Türkiye, en zayıf döneminde, kıyasıya bir bilek güreşinin tam ortasında kaldı. Üstelik yalpalayan diplomasisi yüzünden kimsenin güvenmediği bir aktör durumunda… Rusya’dan S-400’leri alma ısrarıyla ABD ve NATO’nun desteğini kaybetti. Suriye’de cihatçıları destekleyerek, tam savaş öncesi Ukrayna’ya silah satarak da Rusya’yı kızdırdı. Şimdi silah aldığı Rusya, silah sattığı Ukrayna ile savaşırken arada sıkışmış durumda; tutarsız dış politikasının bedelini ödeyecek.

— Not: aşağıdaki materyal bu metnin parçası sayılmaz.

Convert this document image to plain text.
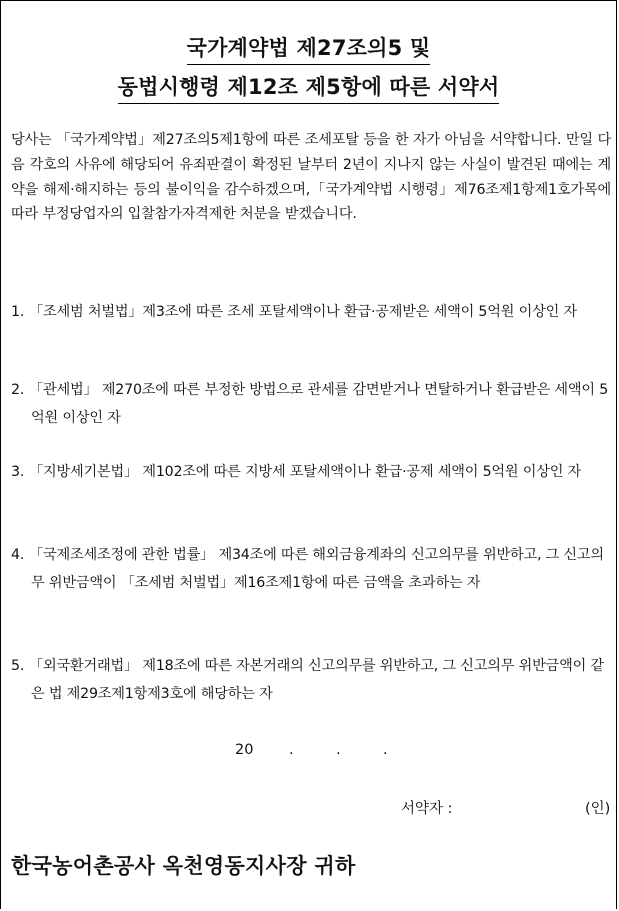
국가계약법 제27조의5 및
동법시행령 제12조 제5항에 따른 서약서
당사는 「국가계약법」제27조의5제1항에 따른 조세포탈 등을 한 자가 아님을 서약합니다. 만일 다음 각호의 사유에 해당되어 유죄판결이 확정된 날부터 2년이 지나지 않는 사실이 발견된 때에는 계약을 해제·해지하는 등의 불이익을 감수하겠으며,「국가계약법 시행령」제76조제1항제1호가목에 따라 부정당업자의 입찰참가자격제한 처분을 받겠습니다.
1. 「조세범 처벌법」제3조에 따른 조세 포탈세액이나 환급·공제받은 세액이 5억원 이상인 자
2. 「관세법」 제270조에 따른 부정한 방법으로 관세를 감면받거나 면탈하거나 환급받은 세액이 5억원 이상인 자
3. 「지방세기본법」 제102조에 따른 지방세 포탈세액이나 환급·공제 세액이 5억원 이상인 자
4. 「국제조세조정에 관한 법률」 제34조에 따른 해외금융계좌의 신고의무를 위반하고, 그 신고의무 위반금액이 「조세범 처벌법」제16조제1항에 따른 금액을 초과하는 자
5. 「외국환거래법」 제18조에 따른 자본거래의 신고의무를 위반하고, 그 신고의무 위반금액이 같은 법 제29조제1항제3호에 해당하는 자
20 .	.	.
서약자 :	(인)
한국농어촌공사 옥천영동지사장 귀하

Dışişleri, Rusya’nın Ukrayna’ya askeri müdahalesinin ardından yaptığı açıklamada, ülkelerin toprak bütünlüğüne ve egemenliklerine saygı duyulması gereğini dile getirip “sınırların silah zoruyla değiştirilmesine karşıyız” dedi.

Şimdi Putin çıkıp “Sizin Suriye’de yaptığınız ne” dese, ne diyecekler? “Suriye’nin toprak bütünlüğüne saygı duydunuz mu”, “Emevi Camii’nde namaz vaat ettiniz mi”, “Sınır değişimi için Suriye’ye silah sevk ettiniz mi” sorularına cevabı var mı Türkiye’nin?

Şunu görmemiz lazım:

Bu savaşın tarafları iyiler ve kötüler değil; NATO’dan Rusya’ya, Ukrayna’dan ABD’ye kadar herkesin bulaştığı ortak bir suç var. O yüzden taraf tutacak halimiz yok.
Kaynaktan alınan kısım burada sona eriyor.